Fells Point, photo by rjohnson
If you take a 42 mile northeast jaunt up the Baltimore-Washington Parkway, you’ll find yourself walking through the historic Baltimore neighborhood of Fells Point. A home to Frederick Douglass and drinking spot for Edgar Allen Poe, the area was established in 1730 by William Fell, and bore the names “Fell’s Prospect,” “Long Island Point,” and “Copus Harbor,” before finally settling on Fells Point in 1763.
Home to the Fells Point Ship Yard, area shipbuilders produced world renowned schooners (aka Baltimore Clippers) whose easy handling and quick speed helped U.S. Privateers plunder British shipping vessels during the late 18th and early 19th centuries.During this era the shipyard also produced the USS Constellation, a 38-gun frigate that was the first US Navy warship to engage with, defeat and capture an enemy. However, make no mistake; this vessel is not to be confused with the same named 1854 sloop-of-war that now resides in Baltimore’s Inner Harbor.
USS Constellation, courtesy Wikimedia Foundation
A landmark feature of Fells Point is the picturesque waterfront located along Thames Street. Pronounce with a strong lisp, Thhhhhh-Ames Street offers an assortment of quaint shops, restaurants and coffee shops. If you visit the neighborhood you’ll be immediately drawn to Bonaparte Breads by the buttery and sugary aroma wafting through the streets. Grab a superb café americano from the yuppie/hipster/grunge/all walks of life friendly Daily Grind, and you’ll taste why/how the coffee trade made Fells Point wealthy.
Aside from sugar and caffeine draws of the district, there is a great nightlife and music scene in Fells Point with the 120 local bars/restaurants offering a variety of going out scenes that are sure to please everyone. If you’re looking for a good pint head over to the Wharf Rat, where hand-crafted and pulled English Oliver Ales will revive any privateer (or dare we say pirate) ancestral blood you may have. Another solid choice for libations is Max’s Taphouse, where 118 brews on tap and 300 in the bottle await you.
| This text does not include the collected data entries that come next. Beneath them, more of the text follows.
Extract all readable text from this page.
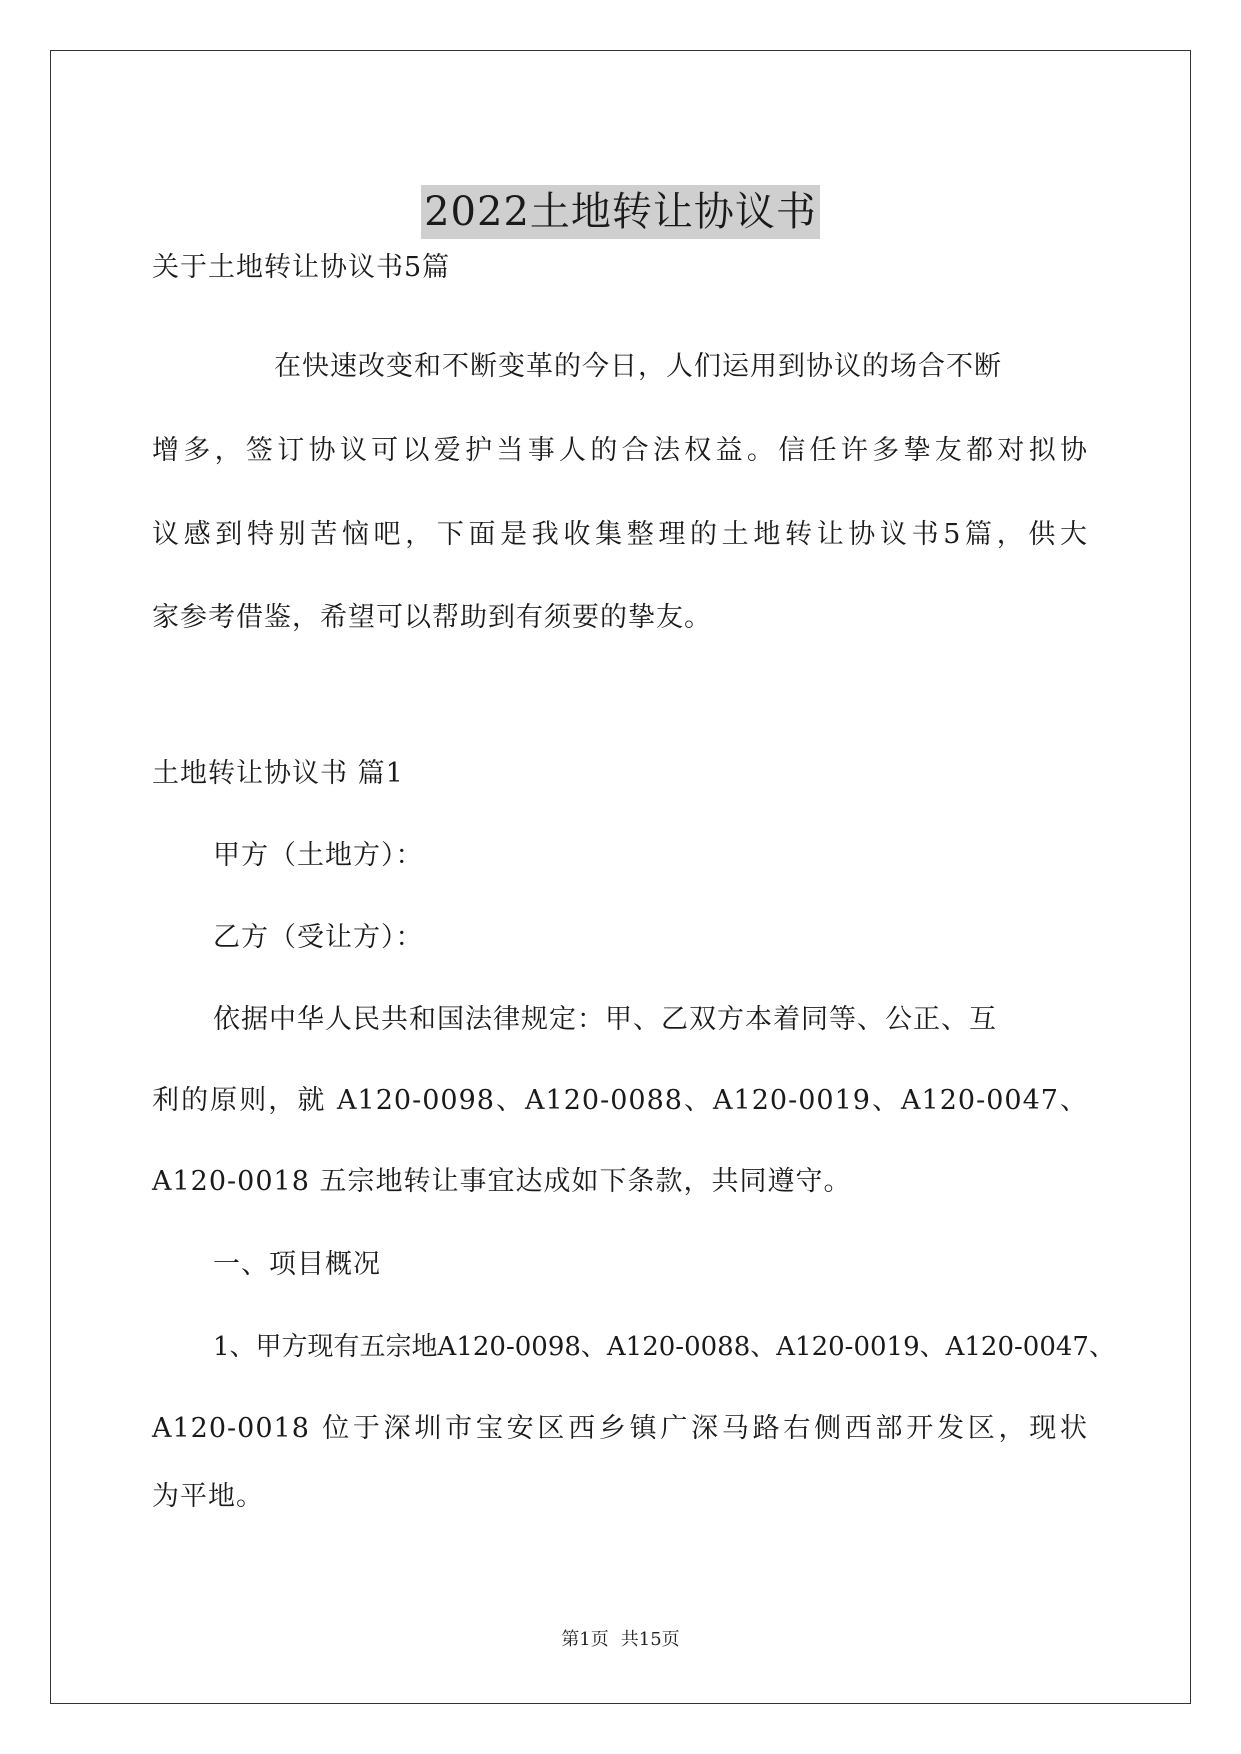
2022土地转让协议书
关于土地转让协议书5篇
在快速改变和不断变革的今日，人们运用到协议的场合不断
增多，签订协议可以爱护当事人的合法权益。信任许多挚友都对拟协
议感到特别苦恼吧，下面是我收集整理的土地转让协议书5篇，供大
家参考借鉴，希望可以帮助到有须要的挚友。
土地转让协议书 篇1
甲方（土地方）：
乙方（受让方）：
依据中华人民共和国法律规定：甲、乙双方本着同等、公正、互
利的原则，就 A120-0098、A120-0088、A120-0019、A120-0047、
A120-0018 五宗地转让事宜达成如下条款，共同遵守。
一、项目概况
1、甲方现有五宗地A120-0098、A120-0088、A120-0019、A120-0047、
A120-0018 位于深圳市宝安区西乡镇广深马路右侧西部开发区，现状
为平地。
第1页 共15页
A word of caution to the ladies: the streets are lined with ballast stones, so wearing high heels is an at your own risk choice.
For the tourist in you there’s plenty to see and all feasible in one day’s time. The Fells Point Maritime Museum, located next the Daily Grind, offers an incredible selection of art and artifacts from the heyday of Fells Point. Afterwards just walk around the corner and you’ll discover the Robert Long House, the oldest surviving residence in Baltimore city proper. On that old and ancient note, if you’re not the skittish type, you can join a Fells Point Ghostwalk and learn about the spirits that haunt the area’s residencies and pubs. There’s also the Frederick Douglass Isaac Myers Maritime Park which explores the saga of Frederick Douglass’s time in Baltimore as a young man and the life of Isaac Myers, a free born African American who founded the nation’s first African American-owned maritime railway.
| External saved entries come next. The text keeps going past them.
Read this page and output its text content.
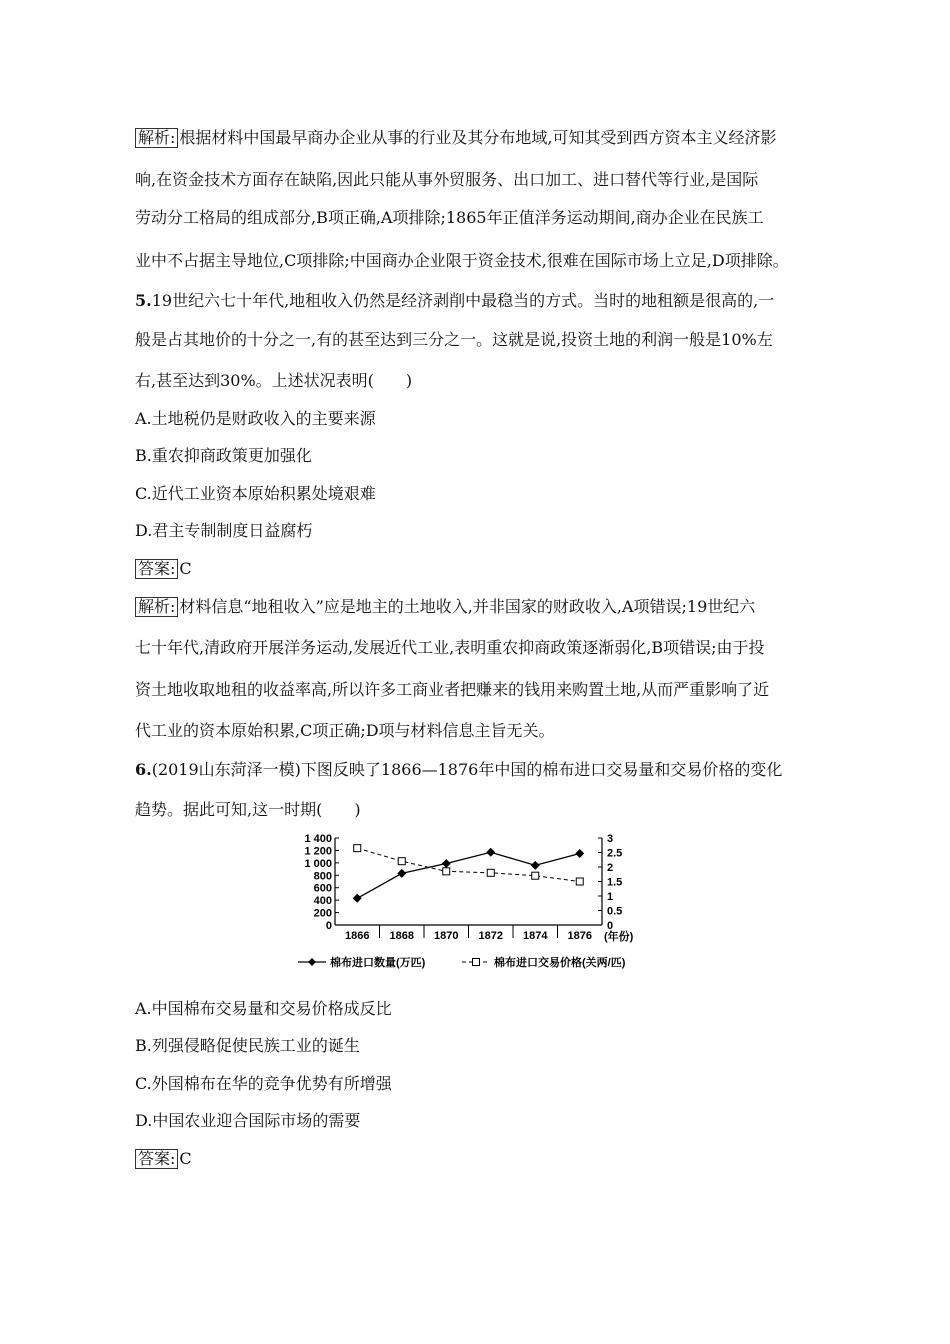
解析: 根据材料中国最早商办企业从事的行业及其分布地域,可知其受到西方资本主义经济影
响,在资金技术方面存在缺陷,因此只能从事外贸服务、出口加工、进口替代等行业,是国际
劳动分工格局的组成部分,B项正确,A项排除;1865年正值洋务运动期间,商办企业在民族工
业中不占据主导地位,C项排除;中国商办企业限于资金技术,很难在国际市场上立足,D项排除。
5.19世纪六七十年代,地租收入仍然是经济剥削中最稳当的方式。当时的地租额是很高的,一
般是占其地价的十分之一,有的甚至达到三分之一。这就是说,投资土地的利润一般是10%左
右,甚至达到30%。上述状况表明(　　)
A.土地税仍是财政收入的主要来源
B.重农抑商政策更加强化
C.近代工业资本原始积累处境艰难
D.君主专制制度日益腐朽
答案: C
解析: 材料信息“地租收入”应是地主的土地收入,并非国家的财政收入,A项错误;19世纪六
七十年代,清政府开展洋务运动,发展近代工业,表明重农抑商政策逐渐弱化,B项错误;由于投
资土地收取地租的收益率高,所以许多工商业者把赚来的钱用来购置土地,从而严重影响了近
代工业的资本原始积累,C项正确;D项与材料信息主旨无关。
6.(2019山东菏泽一模)下图反映了1866—1876年中国的棉布进口交易量和交易价格的变化
趋势。据此可知,这一时期(　　)
1 400
1 200
1 000
800
600
400
200
0
3
2.5
2
1.5
1
0.5
0
1866 1868 1870 1872 1874 1876 (年份)
棉布进口数量(万匹)	棉布进口交易价格(关两/匹)
A.中国棉布交易量和交易价格成反比
B.列强侵略促使民族工业的诞生
C.外国棉布在华的竞争优势有所增强
D.中国农业迎合国际市场的需要
答案: C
When you’ve had your fill of wandering the picturesque streets of Fells Point and tasting all the different flavors its restaurant, shops and sites offer, end your visit with a Watertaxi ride around the harbour and you will truly appreciate this Charm City neighborhood.
Wasn’t everywhere a drinking spot for Edgar Allen Poe? ;)
I LOVE FELLS POINT! This is a great, cheap place to hang out in Baltimore, drink, eat yummy seafood, and have a great time! (Plus it’s so much cheaper than similar places in DC!)